Assistant Professor of Art and Art History and Asian and Asian American Studies Yan Geng officially joined our faculty in fall 2013, after a rigorous international search.  Her manuscript (which was based on her doctoral dissertation)  is tentatively titled Mao’s Image:  Art and Politics in the Early People’s Republic of China, and represents a significant intervention with regard to the relationship between propaganda, art-making, and artistic resistance. Focused on the ways in which artists trained during the Republic of China period (1912-1949) were faced with particular challenges during the initial years of the People’s Republic of China (1949 – 1954), Mao’s Image is less about propaganda as strictly politicized aesthetic and is more about how these individuals at times challenged and at other times conformed to the demands of the nascent nation-state. While Mao’s Image is on the one hand intimately concerned on the ways in which state dictates about art attempted to codify a new sense of Communist nationhood, it is on the other hand rightly attuned to individual and regional aesthetic sensibilities which were concomitantly in flux. The manuscript also considers by way of multiple media the degree to which artists often subversively engaged specific representations that acknowledged the pre-Communist past. Divided into a series of provocative case studies, Mao’s Image will contribute greatly to the fields of Asian Studies, Asian Art History, and Modern Chinese Art. Since the initial version of the manuscript, Professor Geng has worked tirelessly to revise the piece for publication.

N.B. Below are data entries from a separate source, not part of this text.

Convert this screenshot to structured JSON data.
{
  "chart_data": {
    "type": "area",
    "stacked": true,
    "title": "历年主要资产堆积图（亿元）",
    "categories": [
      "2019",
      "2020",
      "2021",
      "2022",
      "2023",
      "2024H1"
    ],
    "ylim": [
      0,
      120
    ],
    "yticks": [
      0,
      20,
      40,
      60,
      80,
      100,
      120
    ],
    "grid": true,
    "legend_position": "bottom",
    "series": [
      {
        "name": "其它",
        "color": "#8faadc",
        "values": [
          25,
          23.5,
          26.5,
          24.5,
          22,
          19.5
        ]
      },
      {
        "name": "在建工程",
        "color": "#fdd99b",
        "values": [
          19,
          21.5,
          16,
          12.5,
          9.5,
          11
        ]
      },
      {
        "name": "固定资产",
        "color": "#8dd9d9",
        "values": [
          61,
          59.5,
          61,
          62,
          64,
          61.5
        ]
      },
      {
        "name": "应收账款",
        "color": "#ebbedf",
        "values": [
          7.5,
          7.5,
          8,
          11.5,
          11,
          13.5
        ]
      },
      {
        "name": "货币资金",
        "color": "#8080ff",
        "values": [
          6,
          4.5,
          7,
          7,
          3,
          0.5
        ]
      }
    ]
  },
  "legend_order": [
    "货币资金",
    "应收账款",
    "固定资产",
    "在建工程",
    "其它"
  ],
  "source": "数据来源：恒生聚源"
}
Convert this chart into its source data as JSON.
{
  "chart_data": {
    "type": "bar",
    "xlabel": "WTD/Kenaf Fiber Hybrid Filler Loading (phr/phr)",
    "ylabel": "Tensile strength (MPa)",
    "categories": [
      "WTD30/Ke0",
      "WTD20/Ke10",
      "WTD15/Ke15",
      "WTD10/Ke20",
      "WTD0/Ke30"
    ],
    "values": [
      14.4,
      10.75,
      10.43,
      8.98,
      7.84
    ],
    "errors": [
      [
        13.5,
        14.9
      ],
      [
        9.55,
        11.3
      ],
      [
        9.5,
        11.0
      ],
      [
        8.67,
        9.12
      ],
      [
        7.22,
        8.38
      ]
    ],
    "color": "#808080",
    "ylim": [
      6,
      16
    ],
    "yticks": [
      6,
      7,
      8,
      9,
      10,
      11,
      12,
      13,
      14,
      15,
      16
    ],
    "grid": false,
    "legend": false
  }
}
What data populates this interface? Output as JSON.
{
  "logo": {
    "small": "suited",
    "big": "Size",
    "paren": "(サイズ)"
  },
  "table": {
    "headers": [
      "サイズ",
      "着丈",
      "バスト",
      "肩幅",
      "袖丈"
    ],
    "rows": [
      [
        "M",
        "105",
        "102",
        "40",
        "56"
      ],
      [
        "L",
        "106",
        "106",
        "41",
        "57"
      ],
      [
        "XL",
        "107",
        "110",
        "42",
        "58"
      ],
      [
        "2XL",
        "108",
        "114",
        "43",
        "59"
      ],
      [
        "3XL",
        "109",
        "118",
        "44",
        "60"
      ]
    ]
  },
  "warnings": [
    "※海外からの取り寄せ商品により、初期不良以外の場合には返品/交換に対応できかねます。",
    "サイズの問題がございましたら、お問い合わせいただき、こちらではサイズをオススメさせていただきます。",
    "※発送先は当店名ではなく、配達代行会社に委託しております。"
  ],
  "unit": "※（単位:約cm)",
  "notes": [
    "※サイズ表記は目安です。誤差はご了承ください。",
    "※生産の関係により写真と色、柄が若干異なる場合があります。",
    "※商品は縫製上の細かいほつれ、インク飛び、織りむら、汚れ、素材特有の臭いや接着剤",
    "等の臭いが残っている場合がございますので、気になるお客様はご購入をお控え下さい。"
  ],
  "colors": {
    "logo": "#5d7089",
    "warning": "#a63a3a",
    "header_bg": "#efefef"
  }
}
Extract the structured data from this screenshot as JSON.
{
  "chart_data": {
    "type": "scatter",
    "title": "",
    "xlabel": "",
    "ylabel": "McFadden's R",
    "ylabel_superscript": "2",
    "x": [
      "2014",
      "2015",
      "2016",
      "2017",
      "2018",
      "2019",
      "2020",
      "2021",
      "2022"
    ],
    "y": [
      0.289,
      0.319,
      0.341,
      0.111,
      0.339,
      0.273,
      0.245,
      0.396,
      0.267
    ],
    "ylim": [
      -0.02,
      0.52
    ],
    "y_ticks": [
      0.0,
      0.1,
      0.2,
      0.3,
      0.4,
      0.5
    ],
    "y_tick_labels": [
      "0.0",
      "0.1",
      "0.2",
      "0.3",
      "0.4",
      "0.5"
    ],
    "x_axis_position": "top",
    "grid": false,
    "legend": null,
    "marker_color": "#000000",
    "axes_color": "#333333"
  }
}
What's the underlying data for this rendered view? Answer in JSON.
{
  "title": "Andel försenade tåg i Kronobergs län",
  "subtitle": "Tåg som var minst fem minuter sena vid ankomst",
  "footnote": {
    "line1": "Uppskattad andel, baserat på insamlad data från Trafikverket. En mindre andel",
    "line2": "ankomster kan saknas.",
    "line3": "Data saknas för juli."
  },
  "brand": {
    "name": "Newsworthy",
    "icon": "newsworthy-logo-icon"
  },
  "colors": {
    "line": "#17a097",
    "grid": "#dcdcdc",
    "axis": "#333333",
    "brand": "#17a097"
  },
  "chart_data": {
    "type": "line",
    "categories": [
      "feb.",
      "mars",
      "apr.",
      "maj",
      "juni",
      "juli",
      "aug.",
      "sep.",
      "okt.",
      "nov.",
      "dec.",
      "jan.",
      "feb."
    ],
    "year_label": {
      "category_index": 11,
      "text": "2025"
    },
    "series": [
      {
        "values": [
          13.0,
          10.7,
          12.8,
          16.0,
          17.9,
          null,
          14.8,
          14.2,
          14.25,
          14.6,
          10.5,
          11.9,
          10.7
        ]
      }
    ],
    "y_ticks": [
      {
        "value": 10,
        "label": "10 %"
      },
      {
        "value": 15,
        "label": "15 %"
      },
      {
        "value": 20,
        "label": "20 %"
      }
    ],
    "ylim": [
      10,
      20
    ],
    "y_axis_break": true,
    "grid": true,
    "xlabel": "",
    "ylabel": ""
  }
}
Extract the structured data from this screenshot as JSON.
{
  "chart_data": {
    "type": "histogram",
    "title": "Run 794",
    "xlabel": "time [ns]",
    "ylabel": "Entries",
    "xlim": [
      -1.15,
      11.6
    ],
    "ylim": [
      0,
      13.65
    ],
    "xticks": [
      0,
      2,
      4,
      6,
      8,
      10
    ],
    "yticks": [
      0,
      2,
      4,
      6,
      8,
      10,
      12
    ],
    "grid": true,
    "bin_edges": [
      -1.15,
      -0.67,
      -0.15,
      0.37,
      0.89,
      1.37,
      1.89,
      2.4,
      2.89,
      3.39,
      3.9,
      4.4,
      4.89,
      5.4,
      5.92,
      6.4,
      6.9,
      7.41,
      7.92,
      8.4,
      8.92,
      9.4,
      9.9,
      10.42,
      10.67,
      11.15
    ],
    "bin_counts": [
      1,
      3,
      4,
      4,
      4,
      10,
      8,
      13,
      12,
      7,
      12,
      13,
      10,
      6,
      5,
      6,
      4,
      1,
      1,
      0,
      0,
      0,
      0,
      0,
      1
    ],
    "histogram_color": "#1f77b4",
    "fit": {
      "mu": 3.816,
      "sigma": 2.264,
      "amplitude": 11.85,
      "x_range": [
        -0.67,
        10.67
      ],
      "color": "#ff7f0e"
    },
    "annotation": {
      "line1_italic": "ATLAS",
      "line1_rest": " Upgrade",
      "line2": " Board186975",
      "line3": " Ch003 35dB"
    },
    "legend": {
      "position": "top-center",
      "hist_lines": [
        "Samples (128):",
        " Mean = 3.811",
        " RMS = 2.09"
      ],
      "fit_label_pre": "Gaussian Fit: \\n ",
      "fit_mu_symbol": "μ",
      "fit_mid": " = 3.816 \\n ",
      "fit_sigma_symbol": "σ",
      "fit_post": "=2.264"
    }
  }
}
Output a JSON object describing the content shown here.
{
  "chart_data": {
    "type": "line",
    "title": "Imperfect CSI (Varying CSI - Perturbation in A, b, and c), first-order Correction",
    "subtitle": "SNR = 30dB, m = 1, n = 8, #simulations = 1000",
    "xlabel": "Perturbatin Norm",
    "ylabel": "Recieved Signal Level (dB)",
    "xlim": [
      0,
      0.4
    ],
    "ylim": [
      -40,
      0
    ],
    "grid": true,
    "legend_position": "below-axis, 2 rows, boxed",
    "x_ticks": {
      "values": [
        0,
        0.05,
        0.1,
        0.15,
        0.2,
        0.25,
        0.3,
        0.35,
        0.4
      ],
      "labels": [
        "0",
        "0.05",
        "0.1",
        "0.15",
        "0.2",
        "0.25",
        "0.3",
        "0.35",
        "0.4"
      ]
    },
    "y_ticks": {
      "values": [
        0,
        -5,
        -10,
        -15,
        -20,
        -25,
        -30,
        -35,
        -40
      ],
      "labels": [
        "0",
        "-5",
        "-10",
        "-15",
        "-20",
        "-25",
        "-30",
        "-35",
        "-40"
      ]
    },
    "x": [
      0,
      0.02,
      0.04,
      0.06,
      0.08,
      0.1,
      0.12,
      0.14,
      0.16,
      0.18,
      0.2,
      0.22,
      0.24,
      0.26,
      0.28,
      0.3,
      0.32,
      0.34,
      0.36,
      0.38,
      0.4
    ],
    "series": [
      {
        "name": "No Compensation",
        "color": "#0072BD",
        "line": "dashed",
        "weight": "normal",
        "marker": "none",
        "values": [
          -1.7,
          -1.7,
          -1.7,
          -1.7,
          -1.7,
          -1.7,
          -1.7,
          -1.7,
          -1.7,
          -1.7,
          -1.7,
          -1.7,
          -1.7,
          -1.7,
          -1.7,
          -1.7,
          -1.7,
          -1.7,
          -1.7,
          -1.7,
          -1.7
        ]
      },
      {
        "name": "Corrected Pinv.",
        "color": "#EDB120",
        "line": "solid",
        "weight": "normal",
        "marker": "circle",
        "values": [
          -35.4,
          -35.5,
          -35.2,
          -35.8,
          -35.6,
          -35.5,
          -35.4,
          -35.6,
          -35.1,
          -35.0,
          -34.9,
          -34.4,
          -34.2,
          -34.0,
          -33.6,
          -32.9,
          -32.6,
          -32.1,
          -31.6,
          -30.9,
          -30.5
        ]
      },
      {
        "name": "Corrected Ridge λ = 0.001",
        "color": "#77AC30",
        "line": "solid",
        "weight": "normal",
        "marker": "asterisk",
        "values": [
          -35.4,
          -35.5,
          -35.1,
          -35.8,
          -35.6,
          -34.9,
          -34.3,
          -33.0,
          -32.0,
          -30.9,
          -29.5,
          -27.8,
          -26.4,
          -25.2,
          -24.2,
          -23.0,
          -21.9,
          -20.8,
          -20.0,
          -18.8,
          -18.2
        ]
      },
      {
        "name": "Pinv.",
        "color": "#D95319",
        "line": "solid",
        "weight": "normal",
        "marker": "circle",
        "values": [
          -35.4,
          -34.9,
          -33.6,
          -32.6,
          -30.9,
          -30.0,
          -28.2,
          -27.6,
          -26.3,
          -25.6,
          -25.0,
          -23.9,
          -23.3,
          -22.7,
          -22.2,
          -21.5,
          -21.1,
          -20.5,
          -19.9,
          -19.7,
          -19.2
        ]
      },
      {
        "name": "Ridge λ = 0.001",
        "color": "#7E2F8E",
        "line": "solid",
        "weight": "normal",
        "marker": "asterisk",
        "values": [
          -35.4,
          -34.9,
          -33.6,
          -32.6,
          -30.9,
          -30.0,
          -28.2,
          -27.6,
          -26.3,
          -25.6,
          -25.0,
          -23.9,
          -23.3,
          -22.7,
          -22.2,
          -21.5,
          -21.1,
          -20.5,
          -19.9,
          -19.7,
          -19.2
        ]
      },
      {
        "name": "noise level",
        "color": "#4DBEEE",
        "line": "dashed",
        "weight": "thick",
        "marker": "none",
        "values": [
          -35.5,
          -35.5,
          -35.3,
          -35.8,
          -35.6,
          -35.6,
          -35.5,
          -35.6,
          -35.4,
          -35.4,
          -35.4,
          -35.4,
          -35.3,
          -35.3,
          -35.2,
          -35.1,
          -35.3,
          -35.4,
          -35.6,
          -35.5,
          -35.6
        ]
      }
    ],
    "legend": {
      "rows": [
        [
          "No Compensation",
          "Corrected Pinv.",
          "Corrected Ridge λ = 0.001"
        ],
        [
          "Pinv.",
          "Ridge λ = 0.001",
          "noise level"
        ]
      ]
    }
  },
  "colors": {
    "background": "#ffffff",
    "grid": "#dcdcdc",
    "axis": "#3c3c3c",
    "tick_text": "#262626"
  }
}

In addition to this manuscript and postdoctoral fellowship, Professor Geng has two pieces forthcoming (a peer-reviewed article and an encyclopedia entry). She also has a piece published in The Challenge of the Object:  Proceedings of the 33rd Congress of the International Committee of the History of Art. She has received a grant through the School of Fine Arts Dean’s  and the Scholarship Facilitation Fund; these funds will be used to continue the archival work for her second project:  Space, Power, and Memory:  China’s Socialist Art and Architecture in Transcultural Perspective.

Whereas Professor Geng’s first project is specifically focused on China (geospatially) and the early People’s Republic of China (temporally), Space, Power, and Memory is much more internationalist with regard to its archive, which includes architectural sites in the former Soviet Union (Russia), Japan, and China. Intersecting with current trends in memory studies, which evocatively engage the ways in which the monuments and memorials instantiate potent debates about the past within the ever-shifting context of the present, Professor Geng’s second project is both transcultural and transnational. Invested in mapping the movement of ideas, people, and capital across borders and regimes, Space, Power, and Memory renders visible the degree to which strategic remembrance works in tandem with tactical forgetting.